When it came to the stonework, Camarata's team was first tasked with refinishing the previously salvaged marble, which was shipped to their facility. All of the stones were organized by numbering systems that identified the floor and area of their original location. "Over the years, the stone had become soiled and stained due to normal wear, atmospheric conditions and improper maintenance," said Camarata. "In addition, the stone had been damaged from careless actions; inclusive of holes drilled into the stone, chips on the edges and body of the stone, and adhesives applied to the surfaces. Various techniques were tested until the most effective combination of cleaning applications was discovered. Once the stones were cleaned and patched, they were refinished.
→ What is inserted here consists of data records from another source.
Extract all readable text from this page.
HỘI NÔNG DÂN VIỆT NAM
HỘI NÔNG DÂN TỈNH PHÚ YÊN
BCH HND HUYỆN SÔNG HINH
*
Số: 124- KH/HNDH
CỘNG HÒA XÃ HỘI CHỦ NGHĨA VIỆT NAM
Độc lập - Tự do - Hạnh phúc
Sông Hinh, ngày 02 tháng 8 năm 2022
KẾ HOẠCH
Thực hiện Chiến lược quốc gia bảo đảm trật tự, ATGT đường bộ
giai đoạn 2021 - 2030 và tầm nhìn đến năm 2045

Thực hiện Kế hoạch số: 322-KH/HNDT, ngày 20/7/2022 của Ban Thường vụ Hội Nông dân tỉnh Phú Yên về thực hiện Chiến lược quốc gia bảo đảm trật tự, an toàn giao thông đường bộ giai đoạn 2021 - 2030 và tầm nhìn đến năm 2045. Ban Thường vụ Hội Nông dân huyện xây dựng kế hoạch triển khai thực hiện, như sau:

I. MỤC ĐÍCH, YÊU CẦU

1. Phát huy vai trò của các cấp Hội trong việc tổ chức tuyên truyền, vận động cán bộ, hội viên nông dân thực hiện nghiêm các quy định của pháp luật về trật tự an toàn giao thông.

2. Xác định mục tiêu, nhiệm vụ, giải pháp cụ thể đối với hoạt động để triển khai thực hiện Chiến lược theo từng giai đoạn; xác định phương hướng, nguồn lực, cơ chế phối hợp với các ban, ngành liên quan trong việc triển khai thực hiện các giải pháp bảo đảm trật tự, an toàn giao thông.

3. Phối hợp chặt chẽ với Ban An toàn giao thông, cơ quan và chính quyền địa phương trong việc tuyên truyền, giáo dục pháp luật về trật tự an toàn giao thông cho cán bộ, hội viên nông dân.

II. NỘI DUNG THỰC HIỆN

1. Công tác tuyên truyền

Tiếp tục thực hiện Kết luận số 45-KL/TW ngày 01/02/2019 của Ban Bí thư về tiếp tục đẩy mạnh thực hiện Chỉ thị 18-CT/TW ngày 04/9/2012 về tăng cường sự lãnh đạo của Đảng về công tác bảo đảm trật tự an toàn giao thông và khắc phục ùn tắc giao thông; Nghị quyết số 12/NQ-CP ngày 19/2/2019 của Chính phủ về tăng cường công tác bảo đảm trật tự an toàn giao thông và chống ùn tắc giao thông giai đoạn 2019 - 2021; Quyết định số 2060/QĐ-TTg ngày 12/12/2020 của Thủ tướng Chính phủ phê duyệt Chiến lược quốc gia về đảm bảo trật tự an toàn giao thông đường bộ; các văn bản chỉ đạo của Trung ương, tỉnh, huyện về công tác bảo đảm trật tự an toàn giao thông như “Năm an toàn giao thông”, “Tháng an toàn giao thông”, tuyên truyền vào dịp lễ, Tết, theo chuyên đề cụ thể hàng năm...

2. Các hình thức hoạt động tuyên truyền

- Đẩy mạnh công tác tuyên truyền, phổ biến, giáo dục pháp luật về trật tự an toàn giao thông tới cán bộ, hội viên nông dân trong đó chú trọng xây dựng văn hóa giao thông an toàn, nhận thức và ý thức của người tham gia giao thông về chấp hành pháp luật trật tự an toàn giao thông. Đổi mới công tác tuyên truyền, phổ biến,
While the salvaged stone was being cleaned and refinished, other individuals from Camarata meticulously incorporated them into the stone shop drawings, which were used to fabricate and install new and salvaged stone pieces. A lot of the stones had to be field fabricated and cut to accommodate the design, since they were larger than expected, and most of the salvaged stone was grouped together on specific floors (second, third and fifth) to create a more consistent look.
The cleaning and refinishing of the salvaged stone presented a large challenge, since Camarata strived to use as little new stone as possible. "In many instances, Camarata utilized focused portable light sources to allow for accurate and expedient refinishing and fabrication," he said.
"The predominant original stone is Georgia Pearl Gray, which is a highly veined and decorative white marble," said Camarata. "It included some diamond matched stone on columns on the second level of the rotunda. Much of the column material from the second level up was moved to hallways, removed from the project or destroyed during the 1953 renovation that closed in the rotunda. Camarata located the quarry that produced the original material, contracted with a domestic fabricator with significant Georgia marble experience, and forwarded representative samples of the existing materials for matching.
"All of the diamond-matched columns from the second level to the sixth level are new, as are the spandrel panels and copings between them," Camarata went on to say.
"The final product is visually stunning and seamless," said Camarata.
But, this project holds a special place in our hearts due to the difficulty in construction, expertise in management, procurement and installation, and its importance to the city of Houston," said Camarata.